Quando o ambiente de trabalho é o motivo para o sentimento de exaustão e estresse, afastar-se dele — ou de quem dentro dele lhe faz tão mal — é parte importantíssima do tratamento. E isso tem se tornado cada vez mais comum. Nos últimos anos, levantamentos feitos por empresas de Recursos Humanos apontam que questões de saúde mental estão entre as três principais causas de afastamento por mais de 15 dias do trabalho.
— A orientação geral é afastar a pessoa do fator estressor. No caso da Biles, ela ficou de fora de competições, se recolheu e foi cuidar de si mesma. Em situações corporativas, por exemplo, quando a pessoa está sob uma chefia opressora, a orientação é que ela mude de local de trabalho. Além disso, dependendo do sintoma do paciente, ele pode precisar recorrer a medicamentos e psicoterapia — comenta Estevam Vaz, psiquiatra e psicanalista e autor do livro “Burnout: a doença que não existe”. Quais são os sinais de alerta da exaustão? Se sentir extremamente desmotivado, exausto e ineficaz no trabalho são alguns dos sinais de que é preciso dar uma pausa. Não é incomum que pessoas que tenham chegado ao limite relatem crises de choro a caminho do emprego ou sensação de incapacidade de atender demandas que antes eram realizadas sem grandes problemas.
Segundo Bader, em muitas relações trabalhistas os profissionais são demandados a entregar resultados “impossíveis”.
— Quando nós nos comprometemos com o impossível, o efeito disso é a impotência.

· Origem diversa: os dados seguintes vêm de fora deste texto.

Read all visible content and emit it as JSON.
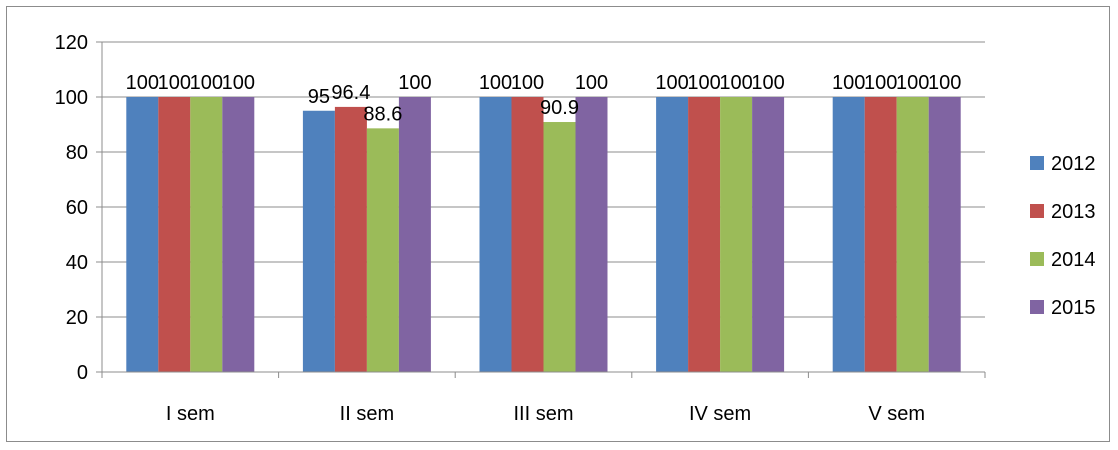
{
  "chart_data": {
    "type": "bar",
    "title": "",
    "xlabel": "",
    "ylabel": "",
    "categories": [
      "I sem",
      "II sem",
      "III sem",
      "IV sem",
      "V sem"
    ],
    "series": [
      {
        "name": "2012",
        "color": "#4f81bd",
        "values": [
          100,
          95,
          100,
          100,
          100
        ],
        "labels": [
          "100",
          "95",
          "100",
          "100",
          "100"
        ]
      },
      {
        "name": "2013",
        "color": "#c0504d",
        "values": [
          100,
          96.4,
          100,
          100,
          100
        ],
        "labels": [
          "100",
          "96.4",
          "100",
          "100",
          "100"
        ]
      },
      {
        "name": "2014",
        "color": "#9bbb59",
        "values": [
          100,
          88.6,
          90.9,
          100,
          100
        ],
        "labels": [
          "100",
          "88.6",
          "90.9",
          "100",
          "100"
        ]
      },
      {
        "name": "2015",
        "color": "#8064a2",
        "values": [
          100,
          100,
          100,
          100,
          100
        ],
        "labels": [
          "100",
          "100",
          "100",
          "100",
          "100"
        ]
      }
    ],
    "ylim": [
      0,
      120
    ],
    "yticks": [
      0,
      20,
      40,
      60,
      80,
      100,
      120
    ],
    "grid": true,
    "legend_position": "right"
  }
}
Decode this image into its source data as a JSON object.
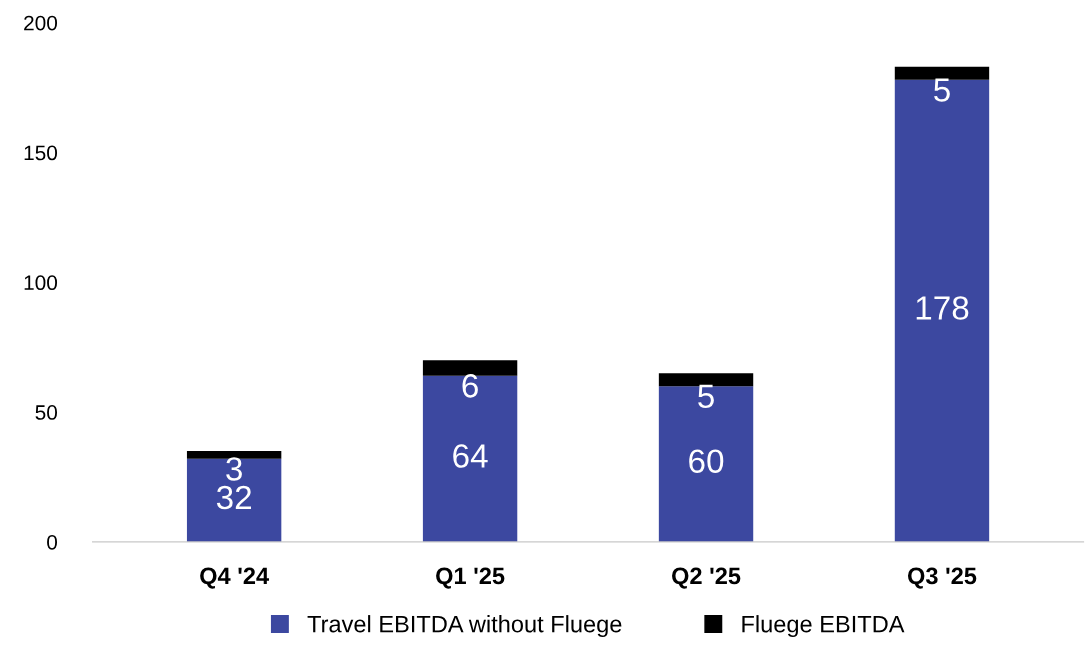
{
  "chart_data": {
    "type": "bar",
    "stacked": true,
    "categories": [
      "Q4 '24",
      "Q1 '25",
      "Q2 '25",
      "Q3 '25"
    ],
    "series": [
      {
        "name": "Travel EBITDA without Fluege",
        "color": "#3c48a0",
        "values": [
          32,
          64,
          60,
          178
        ]
      },
      {
        "name": "Fluege EBITDA",
        "color": "#000000",
        "values": [
          3,
          6,
          5,
          5
        ]
      }
    ],
    "ylim": [
      0,
      200
    ],
    "yticks": [
      0,
      50,
      100,
      150,
      200
    ],
    "data_labels": true,
    "grid": false,
    "legend": "bottom"
  }
}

E quem vai dar a medida daquilo que é impossível em um mundo em que se espera que você sempre atinja o impossível? Então, o sujeito se sente solitário, pois mesmo esgotado do ponto de vista psíquico, ele continua sendo demandado— pondera a psicóloga. Quando é o tempo ideal para voltar? Quanto tempo cada um leva para se reorganizar é algo pessoal e avaliado de caso a caso. — Tratamento e avaliação psiquiátrica é uma via de duas mãos. Esse tempo vai depender do contato que o médico tem com o paciente, se houve remissão dos sintomas e, sobretudo, se ela conseguiu viabilizar a saída daquele ambiente de trabalho. Quando a pessoa consegue a troca, normalmente o problema se resolve rapidamente — afirma Vaz.